4. We're All Scratching Our Heads About This One

New code was released to multi-tier production environment and now the site is SO slow. But it worked great on the single-server staging environment, which has only half the CPU and half the RAM of the production servers!

Here's the code that's behaving poorly:

for article in session.query(Article)
                      .filter(Article.created_at >= date(date.today().year, 1, 1)):
    authors.add(article.author.name)

Here are the relevant model definitions:

from sqlalchemy import BigInteger, Column, ForeignKey, String, DateTime
from sqlalchemy.ext.declarative import declarative_base
from sqlalchemy.orm import relationship

Base = declarative_base()

class Author(Base):
    __tablename__ = 'authors'
    id = Column(BigInteger, primary_key=True)
    name = Column(String(255), nullable=False)
    def __init__(self, name):
        self.name = name

class Article(Base):
    __tablename__ = 'articles'
    id = Column(BigInteger, primary_key=True)
    title = Column(String(255), nullable=False)
    created_at = Column(DateTime, nullable=False)
    author_id = Column(BigInteger, ForeignKey('authors.id'), nullable=False)
    author = relationship('Author', backref='articles')
    def __init__(self, title, author, created_at):
        self.title = title
        self.author = author
        self.created_at = created_at

What's wrong?

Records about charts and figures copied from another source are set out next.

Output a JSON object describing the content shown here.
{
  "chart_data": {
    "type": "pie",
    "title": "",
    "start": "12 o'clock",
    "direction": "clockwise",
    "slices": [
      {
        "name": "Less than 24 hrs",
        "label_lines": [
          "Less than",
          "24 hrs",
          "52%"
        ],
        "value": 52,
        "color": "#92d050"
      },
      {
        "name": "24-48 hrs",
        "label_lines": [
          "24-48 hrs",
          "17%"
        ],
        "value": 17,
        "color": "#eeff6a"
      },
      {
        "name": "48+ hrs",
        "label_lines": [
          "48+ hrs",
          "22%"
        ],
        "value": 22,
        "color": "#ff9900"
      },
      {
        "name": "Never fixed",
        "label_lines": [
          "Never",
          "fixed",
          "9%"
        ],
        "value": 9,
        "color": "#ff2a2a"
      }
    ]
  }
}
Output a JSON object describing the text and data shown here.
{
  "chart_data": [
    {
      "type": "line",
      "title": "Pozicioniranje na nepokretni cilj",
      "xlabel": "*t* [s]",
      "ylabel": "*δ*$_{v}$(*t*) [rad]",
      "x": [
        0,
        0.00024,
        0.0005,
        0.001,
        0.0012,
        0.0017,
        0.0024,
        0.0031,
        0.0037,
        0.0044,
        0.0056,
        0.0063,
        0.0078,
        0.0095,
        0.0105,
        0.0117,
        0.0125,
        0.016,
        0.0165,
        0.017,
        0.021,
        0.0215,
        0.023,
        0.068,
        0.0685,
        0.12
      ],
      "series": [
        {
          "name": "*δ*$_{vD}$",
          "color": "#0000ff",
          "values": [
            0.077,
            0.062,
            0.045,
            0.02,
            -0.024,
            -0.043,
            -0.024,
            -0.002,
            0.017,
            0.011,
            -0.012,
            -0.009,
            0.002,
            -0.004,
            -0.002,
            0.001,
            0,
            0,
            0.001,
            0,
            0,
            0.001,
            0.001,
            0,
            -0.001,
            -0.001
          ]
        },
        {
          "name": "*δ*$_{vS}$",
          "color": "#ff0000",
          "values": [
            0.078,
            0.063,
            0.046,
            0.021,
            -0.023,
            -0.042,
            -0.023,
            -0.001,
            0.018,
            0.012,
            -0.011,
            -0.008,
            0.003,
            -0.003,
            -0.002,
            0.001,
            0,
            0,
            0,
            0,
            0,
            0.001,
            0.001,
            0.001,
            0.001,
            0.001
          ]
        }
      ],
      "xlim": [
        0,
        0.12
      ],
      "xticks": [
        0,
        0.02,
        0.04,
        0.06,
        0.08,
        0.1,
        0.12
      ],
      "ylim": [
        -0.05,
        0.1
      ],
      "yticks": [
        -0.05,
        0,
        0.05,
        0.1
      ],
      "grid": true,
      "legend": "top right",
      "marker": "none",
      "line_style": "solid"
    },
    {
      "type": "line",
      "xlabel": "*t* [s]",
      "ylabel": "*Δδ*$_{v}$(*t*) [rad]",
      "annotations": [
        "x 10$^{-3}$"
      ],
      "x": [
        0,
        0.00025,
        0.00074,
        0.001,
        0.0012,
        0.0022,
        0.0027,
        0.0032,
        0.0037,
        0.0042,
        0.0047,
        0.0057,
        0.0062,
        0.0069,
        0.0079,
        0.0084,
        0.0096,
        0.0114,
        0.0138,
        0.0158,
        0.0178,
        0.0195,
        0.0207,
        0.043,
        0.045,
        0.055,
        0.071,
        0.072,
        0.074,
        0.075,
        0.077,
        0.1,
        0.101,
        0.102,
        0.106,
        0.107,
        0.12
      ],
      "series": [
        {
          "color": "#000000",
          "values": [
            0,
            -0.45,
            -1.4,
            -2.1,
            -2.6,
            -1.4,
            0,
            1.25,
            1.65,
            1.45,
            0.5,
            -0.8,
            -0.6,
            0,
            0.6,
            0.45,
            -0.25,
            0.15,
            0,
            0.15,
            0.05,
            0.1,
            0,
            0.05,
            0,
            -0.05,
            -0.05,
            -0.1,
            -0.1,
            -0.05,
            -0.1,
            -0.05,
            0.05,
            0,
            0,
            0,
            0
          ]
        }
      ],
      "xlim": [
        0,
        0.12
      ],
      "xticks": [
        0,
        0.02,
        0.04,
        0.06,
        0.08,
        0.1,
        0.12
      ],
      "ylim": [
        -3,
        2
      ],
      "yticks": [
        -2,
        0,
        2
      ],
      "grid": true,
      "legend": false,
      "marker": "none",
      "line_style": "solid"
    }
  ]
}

And why did it work well (enough) on the staging server?

Obviously the person who wrote this isn't a python/SQLAlchemy programmer. How would a python/SQLAlchemy programmer have written the code?

5. Unix tools

In one Unix command, find all of the files in /tmp whose contents contain the word "foobar" (case-insensitive), and list them all in order from most-recently created to least-recently created.

6. CSS

Usage of the "!important" CSS declaration is often frowned upon by front-end developers. What does the "!important" CSS declaration do? Why do front-end developers suggest using it with caution? What are some cases in which it makes sense to use it?

7. JavaScript

Take a look at the following:

function *foo(x) {
  while (x < 4) {
    x += yield x;
  }
  return x;
}
var bar = foo(3);
console.log( bar.next(1) );
console.log( bar.next(1) );
console.log( bar.next(1) );

What is the output of this code snippet, and why does it behave in the way it does?